Je passa une main dans son dos et lui caressa doucement pour lui donner le courage de les déplier. Il m’adressa un petit sourire de remerciement et ouvrit la première. Il nous fallut très peu de temps pour dénicher le nom et le prénom : Merpolin Hugo.

Je sentis Antonin se mettre à trembler contre moi alors qu’il découvrait petit à petit de nouvelles informations sur son père. Je restais là, silencieuse mais bien présente. Je le laissai finir sa lecture. Il finit par replier les lettres et les ranger dans l'enveloppe avec une délicatesse impressionnante.

Il se tourna finalement vers moi et là je découvris ses yeux rouges embués de larmes alors qu'un fin sourire habillait son visage. Je le pris contre moi et le laissa écouler en silence le trop plein d'émotions qui le saisissaient.

— Et maintenant ? lui demandais-je lorsqu'il se releva.

— Je ne sais pas…

— Tu ne veux pas le rencontrer ?

— Il ne sait même pas que j'existe, à tout moment il n'a aucune envie de me rencontrer, de découvrir qu'il a un fils.

— Ou peut-être que c'est tout le contraire.
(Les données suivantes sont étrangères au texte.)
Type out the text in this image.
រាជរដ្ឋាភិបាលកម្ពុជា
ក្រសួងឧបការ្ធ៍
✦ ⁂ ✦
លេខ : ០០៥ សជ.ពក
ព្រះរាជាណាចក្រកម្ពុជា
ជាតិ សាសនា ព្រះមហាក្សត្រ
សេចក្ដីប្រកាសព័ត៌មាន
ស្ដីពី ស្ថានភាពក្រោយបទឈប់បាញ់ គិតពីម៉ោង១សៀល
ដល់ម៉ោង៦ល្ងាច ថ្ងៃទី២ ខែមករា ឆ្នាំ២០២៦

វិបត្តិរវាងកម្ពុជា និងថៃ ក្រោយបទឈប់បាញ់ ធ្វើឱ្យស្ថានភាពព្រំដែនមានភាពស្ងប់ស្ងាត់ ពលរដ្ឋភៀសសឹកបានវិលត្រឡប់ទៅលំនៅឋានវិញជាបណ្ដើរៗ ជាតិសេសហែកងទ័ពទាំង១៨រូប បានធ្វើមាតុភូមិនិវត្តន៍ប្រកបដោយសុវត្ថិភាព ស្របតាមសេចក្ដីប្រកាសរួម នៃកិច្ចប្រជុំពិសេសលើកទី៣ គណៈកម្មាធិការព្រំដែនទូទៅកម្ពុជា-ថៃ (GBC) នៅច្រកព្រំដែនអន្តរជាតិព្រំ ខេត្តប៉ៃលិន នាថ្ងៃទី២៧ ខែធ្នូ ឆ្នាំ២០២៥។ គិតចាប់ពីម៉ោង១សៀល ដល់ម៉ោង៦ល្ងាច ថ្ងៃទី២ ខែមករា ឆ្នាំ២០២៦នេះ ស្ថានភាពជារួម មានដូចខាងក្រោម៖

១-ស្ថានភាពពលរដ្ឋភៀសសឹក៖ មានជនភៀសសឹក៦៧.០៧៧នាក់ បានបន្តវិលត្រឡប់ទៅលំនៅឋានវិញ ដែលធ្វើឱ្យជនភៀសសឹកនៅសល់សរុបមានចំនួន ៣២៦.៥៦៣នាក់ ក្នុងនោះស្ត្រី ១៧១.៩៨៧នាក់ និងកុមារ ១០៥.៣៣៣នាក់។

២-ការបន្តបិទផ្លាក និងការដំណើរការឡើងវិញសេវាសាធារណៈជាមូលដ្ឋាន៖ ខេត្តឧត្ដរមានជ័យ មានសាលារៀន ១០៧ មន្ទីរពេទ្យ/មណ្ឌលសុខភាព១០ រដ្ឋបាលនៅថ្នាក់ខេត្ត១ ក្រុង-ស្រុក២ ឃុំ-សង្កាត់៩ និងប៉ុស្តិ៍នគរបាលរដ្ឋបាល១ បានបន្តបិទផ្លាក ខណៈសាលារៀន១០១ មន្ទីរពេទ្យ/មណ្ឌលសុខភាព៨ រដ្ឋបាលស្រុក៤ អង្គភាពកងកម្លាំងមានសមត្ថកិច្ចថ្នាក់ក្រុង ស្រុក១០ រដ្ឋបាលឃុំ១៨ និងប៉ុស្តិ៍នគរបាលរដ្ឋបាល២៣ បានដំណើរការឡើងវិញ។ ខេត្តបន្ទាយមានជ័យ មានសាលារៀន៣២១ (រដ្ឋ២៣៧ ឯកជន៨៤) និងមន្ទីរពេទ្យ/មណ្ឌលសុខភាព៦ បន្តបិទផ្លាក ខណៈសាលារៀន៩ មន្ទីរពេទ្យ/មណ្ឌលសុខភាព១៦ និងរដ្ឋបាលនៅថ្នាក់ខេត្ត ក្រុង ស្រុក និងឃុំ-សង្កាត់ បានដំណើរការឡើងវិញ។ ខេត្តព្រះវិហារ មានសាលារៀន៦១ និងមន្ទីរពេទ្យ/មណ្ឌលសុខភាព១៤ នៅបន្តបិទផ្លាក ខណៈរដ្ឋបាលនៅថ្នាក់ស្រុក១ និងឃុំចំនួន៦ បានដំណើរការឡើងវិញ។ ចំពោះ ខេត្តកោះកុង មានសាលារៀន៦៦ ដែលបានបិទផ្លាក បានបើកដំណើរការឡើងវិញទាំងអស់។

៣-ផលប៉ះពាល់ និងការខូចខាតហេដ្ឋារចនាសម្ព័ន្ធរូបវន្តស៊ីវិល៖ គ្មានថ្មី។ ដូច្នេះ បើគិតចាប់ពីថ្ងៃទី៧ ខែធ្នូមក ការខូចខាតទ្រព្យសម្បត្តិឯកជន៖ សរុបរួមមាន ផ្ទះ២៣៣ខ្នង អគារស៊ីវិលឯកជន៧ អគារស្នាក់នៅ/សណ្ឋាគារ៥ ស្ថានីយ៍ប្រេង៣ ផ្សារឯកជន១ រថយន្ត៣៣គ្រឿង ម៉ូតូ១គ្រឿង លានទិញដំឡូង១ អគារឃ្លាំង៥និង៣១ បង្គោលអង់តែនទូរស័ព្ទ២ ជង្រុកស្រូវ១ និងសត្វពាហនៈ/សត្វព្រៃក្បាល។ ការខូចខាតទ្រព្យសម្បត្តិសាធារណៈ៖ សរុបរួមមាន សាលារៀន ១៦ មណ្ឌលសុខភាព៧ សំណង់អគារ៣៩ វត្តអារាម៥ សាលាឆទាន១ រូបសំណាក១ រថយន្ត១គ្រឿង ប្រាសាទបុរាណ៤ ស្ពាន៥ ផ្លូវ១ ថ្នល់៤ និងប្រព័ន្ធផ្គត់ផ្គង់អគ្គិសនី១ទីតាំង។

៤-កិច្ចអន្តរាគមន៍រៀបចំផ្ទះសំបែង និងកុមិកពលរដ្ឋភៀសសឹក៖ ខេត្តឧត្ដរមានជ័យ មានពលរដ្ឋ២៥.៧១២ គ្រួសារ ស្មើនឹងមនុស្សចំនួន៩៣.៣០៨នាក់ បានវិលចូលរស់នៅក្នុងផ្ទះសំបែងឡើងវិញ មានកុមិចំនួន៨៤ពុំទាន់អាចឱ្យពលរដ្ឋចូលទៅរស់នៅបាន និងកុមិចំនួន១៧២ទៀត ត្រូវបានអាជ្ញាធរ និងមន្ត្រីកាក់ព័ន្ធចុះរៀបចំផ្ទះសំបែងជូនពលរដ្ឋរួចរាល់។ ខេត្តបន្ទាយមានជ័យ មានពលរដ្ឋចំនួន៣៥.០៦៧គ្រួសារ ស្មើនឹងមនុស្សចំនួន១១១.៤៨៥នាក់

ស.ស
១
Tu n'as pas le droit de renoncer à le rencontrer par peur du pire. Tu dois tenter ta chance.

— Et alors tu proposes quoi ? Il n'y a ni son téléphone, ni son mail.

— Mais il y a son adresse.

— Qui est à l'autre bout du pays.

— Et alors ? C'est pas comme s’il existait plein de manière d'y aller.

Pour allier le geste à la parole, je sortis mon téléphone de ma poche et lançais internet.

— Plutôt bus, train ou avion ?

— Train ?

Sans attendre je lançais ma recherche et trouvais plusieurs trajets direct. Il y avait l'embarras du choix et en quelques clics voilà que son voyage était réservé pour l'autre bout de la France. J'étais heureuse pour lui mais en même temps je me rendais compte que je venais de lui donner des jours loin d'ici, loin de moi.

— Je reviendrai vite, me promit-il comme s'il avait lu dans mes pensées. Et puis je ne pars que dans une semaine et demie. On peut en profiter d'ici là.

Il essayait de me rassurer et d'une certaine façon il y arrivait, même si cette période sans lui ne me tardait pas du tout.